The lady laughed. "Well, Mr. Perlmutter," she said, "I'm sure this is most extraordinary. Of course, there is such a thing as combining business and pleasure; but, as I told Mr. Tuchman when he insisted on taking me up to the Heatherbloom Inn, the Board of Trustees control the placing of the orders. I have only a perfunctory duty to perform when I examine the finished clothing."

"Board of Trustees!" Morris exclaimed.

"Yes, the Board of Trustees of the Home for Female Orphans of Veterans, at Oceanhurst, Long Island. I am the superintendent--Miss Taylor--and I had an appointment at Lapidus & Elenbogen's to inspect a thousand blue-serge suits. Lapidus & Elenbogen were the successful bidders, you know. And there was really no reason for Mr. Tuchman's hospitality, since I had nothing whatever to do with their receiving the contract, nor could I possibly influence the placing of any future orders."

Morris nodded slowly. "So you ain't Miss Atkinson, then, lady?" he said.

The lady laughed again. "I'm very sorry if I'm the innocent recipient under false pretenses of a lunch and an automobile ride," she said, rising. "And you'll excuse me if I must hurry away to keep my appointment at Lapidus & Elenbogen's? I have to catch a train back to Oceanhurst at five o'clock, too."

She held out her hand and Morris took it sheepishly.

"I hope you'll forgive me," she said.

"I can't blame _you_, lady," Morris replied as they went toward the front door. "It ain't _your_ fault, lady."

He held the door open for her. "And as for that Max Tuchman," he said, "I hope they send him up for life."

Abe stood in the show-room doorway as Morris returned from the front of the store and fixed his partner with a terrible glare. "Yes, Mawruss," he said, "you're a fine piece of work, I must say."

Morris shrugged his shoulders and sat down. "That's what comes of not minding your own business," he retorted. "I'm the inside, Abe, and you're the outside, and it's your business to look after the out-of-town trade. I told you I don't know nothing about this here lady-buyer business. You ordered the oitermobile. I ain't got nothing to do with it, and, anyhow, I don't want to hear no more about it."

A pulse was beating in Abe's cheeks as he paced up and down before replying.

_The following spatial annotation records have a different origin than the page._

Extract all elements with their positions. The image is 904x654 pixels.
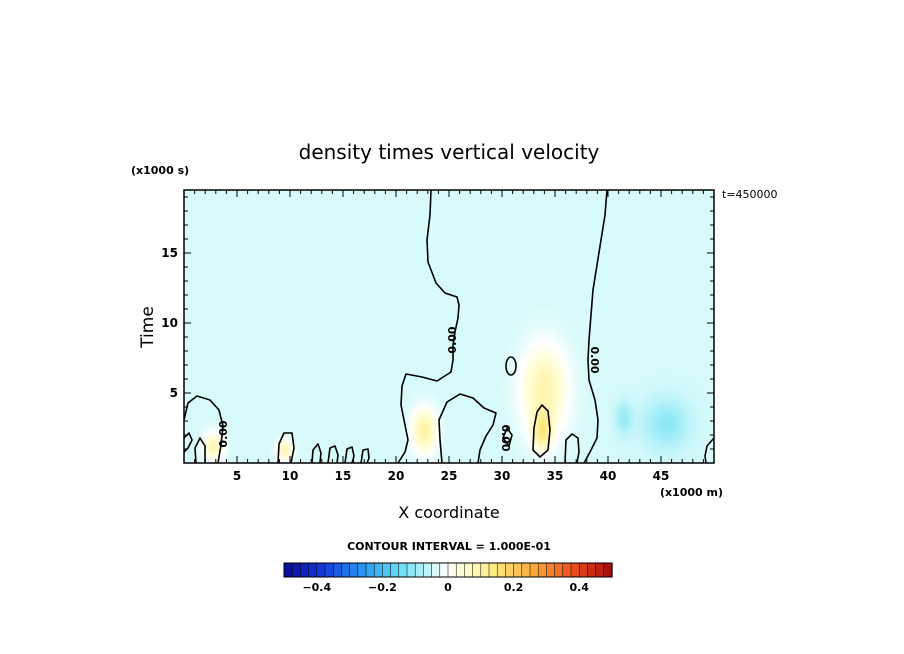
zero-contour-cell bbox=[505, 356, 517, 376]
zero-contour-edge bbox=[704, 437, 715, 464]
zero-contour-blob bbox=[564, 433, 580, 464]
colorbar-cell bbox=[357, 562, 367, 578]
colorbar-cell bbox=[365, 562, 375, 578]
colorbar-cell bbox=[595, 562, 605, 578]
colorbar-cell bbox=[603, 562, 613, 578]
zero-contour-left-bump bbox=[183, 395, 224, 464]
colorbar-tick-label: −0.4 bbox=[302, 581, 331, 594]
colorbar-cell bbox=[537, 562, 548, 578]
contour-labels: 0.00 0.00 0.00 0.00 bbox=[217, 326, 601, 452]
colorbar-cell bbox=[464, 562, 474, 578]
zero-contour-main-left bbox=[397, 189, 460, 464]
colorbar-cell bbox=[291, 562, 302, 578]
colorbar-cell bbox=[300, 562, 310, 578]
colorbar-cell bbox=[398, 562, 408, 578]
colorbar-cell bbox=[406, 562, 416, 578]
y-tick-label: 15 bbox=[161, 246, 178, 260]
colorbar-cell bbox=[308, 562, 318, 578]
colorbar-cell bbox=[505, 562, 515, 578]
colorbar-cell bbox=[455, 562, 466, 578]
zero-contour-mid bbox=[438, 393, 497, 464]
contour-interval-label: CONTOUR INTERVAL = 1.000E-01 bbox=[347, 540, 551, 553]
x-tick-label: 35 bbox=[547, 469, 564, 483]
x-tick-label: 45 bbox=[653, 469, 670, 483]
axis-ticks bbox=[184, 190, 714, 463]
chart-title: density times vertical velocity bbox=[299, 140, 600, 164]
colorbar-cell bbox=[382, 562, 392, 578]
contour-label-zero: 0.00 bbox=[217, 420, 230, 447]
zero-contour-blob bbox=[194, 437, 206, 464]
contour-label-zero: 0.00 bbox=[499, 424, 512, 451]
colorbar-cell bbox=[390, 562, 400, 578]
zero-contour-updraft-core bbox=[532, 404, 551, 458]
plot-area: 0.00 0.00 0.00 0.00 5 10 15 20 25 30 35 40 45 5 10… bbox=[161, 189, 715, 483]
colorbar-tick-label: 0.4 bbox=[569, 581, 589, 594]
colorbar-cell bbox=[332, 562, 343, 578]
colorbar-cell bbox=[349, 562, 359, 578]
x-tick-label: 30 bbox=[494, 469, 511, 483]
x-axis-label: X coordinate bbox=[398, 503, 499, 522]
colorbar-cell bbox=[546, 562, 556, 578]
x-tick-label: 25 bbox=[441, 469, 458, 483]
colorbar-cell bbox=[423, 562, 433, 578]
zero-contour-blob bbox=[502, 427, 513, 447]
zero-contour-blob bbox=[327, 445, 339, 464]
contour-label-zero: 0.00 bbox=[588, 346, 601, 373]
colorbar-cell bbox=[373, 562, 384, 578]
x-tick-label: 5 bbox=[233, 469, 241, 483]
zero-contour-main-right bbox=[583, 189, 608, 464]
y-units-label: (x1000 s) bbox=[131, 164, 189, 177]
colorbar-cell bbox=[554, 562, 564, 578]
colorbar-cell bbox=[472, 562, 482, 578]
axis-tick-labels: 5 10 15 20 25 30 35 40 45 5 10 15 bbox=[161, 246, 669, 483]
x-units-label: (x1000 m) bbox=[660, 486, 723, 499]
time-stamp-label: t=450000 bbox=[722, 188, 778, 201]
colorbar-tick-labels: −0.4 −0.2 0 0.2 0.4 bbox=[302, 581, 589, 594]
zero-contour-blob bbox=[360, 448, 370, 464]
colorbar-tick-label: 0 bbox=[444, 581, 452, 594]
colorbar-cell bbox=[578, 562, 589, 578]
zero-contour-blob bbox=[344, 446, 355, 464]
colorbar-cell bbox=[529, 562, 539, 578]
colorbar-cell bbox=[283, 562, 293, 578]
zero-contour-blob bbox=[277, 432, 295, 464]
colorbar-cell bbox=[496, 562, 507, 578]
colorbar-cell bbox=[570, 562, 580, 578]
y-tick-label: 10 bbox=[161, 316, 178, 330]
colorbar-cell bbox=[488, 562, 498, 578]
heatmap-field bbox=[184, 190, 714, 463]
colorbar-cell bbox=[513, 562, 523, 578]
contour-label-zero: 0.00 bbox=[446, 326, 459, 353]
colorbar-frame bbox=[283, 562, 613, 578]
colorbar-cell bbox=[316, 562, 326, 578]
x-tick-label: 10 bbox=[282, 469, 299, 483]
colorbar-cell bbox=[431, 562, 441, 578]
colorbar-tick-label: 0.2 bbox=[504, 581, 524, 594]
x-tick-label: 40 bbox=[600, 469, 617, 483]
x-tick-label: 15 bbox=[335, 469, 352, 483]
x-tick-label: 20 bbox=[388, 469, 405, 483]
colorbar-cell bbox=[562, 562, 572, 578]
colorbar-cell bbox=[521, 562, 531, 578]
colorbar-cell bbox=[324, 562, 334, 578]
colorbar-cell bbox=[480, 562, 490, 578]
colorbar-cell bbox=[447, 562, 457, 578]
y-tick-label: 5 bbox=[170, 386, 178, 400]
colorbar: −0.4 −0.2 0 0.2 0.4 bbox=[283, 562, 613, 594]
colorbar-cell bbox=[341, 562, 351, 578]
zero-contour-blob bbox=[311, 443, 322, 464]
colorbar-cell bbox=[587, 562, 597, 578]
colorbar-cell bbox=[439, 562, 449, 578]
colorbar-cells bbox=[283, 562, 613, 578]
colorbar-tick-label: −0.2 bbox=[368, 581, 397, 594]
colorbar-cell bbox=[414, 562, 425, 578]
y-axis-label: Time bbox=[138, 306, 158, 349]
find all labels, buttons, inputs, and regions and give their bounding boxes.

"_You_ don't want to hear no more about it, Mawruss, I know," he said; "but _I_ want to hear about it. I got a _right_ to hear about it, Mawruss. I got a right to hear it how a man could make such a fool out of himself. Tell me, Mawruss, what name did you ask it for when you went to the clerk at the Prince William Hotel?"

Morris jumped to his feet. "Lillian Russell!" he roared, and banged the show-room door behind him.

For the remainder of the day Morris and Abe avoided each other, and it was not until the next morning that Morris ventured to address his partner.

"Did you get it any word from Marcus Bramson?" he asked.

"I ain't seen nor heard nothing," Abe replied. "I can't understand it, Mawruss; the man promised me, mind you, he would be here sure. Maybe you seen him up to the hotel, Mawruss?"

"I seen him," Morris replied, "but not at the hotel, Abe. I seen him up at that Heatherbloom Inn, Abe--with a lady."

"With a lady?" Abe cried. "Are you sure it was a lady, Mawruss? Maybe she was a relation."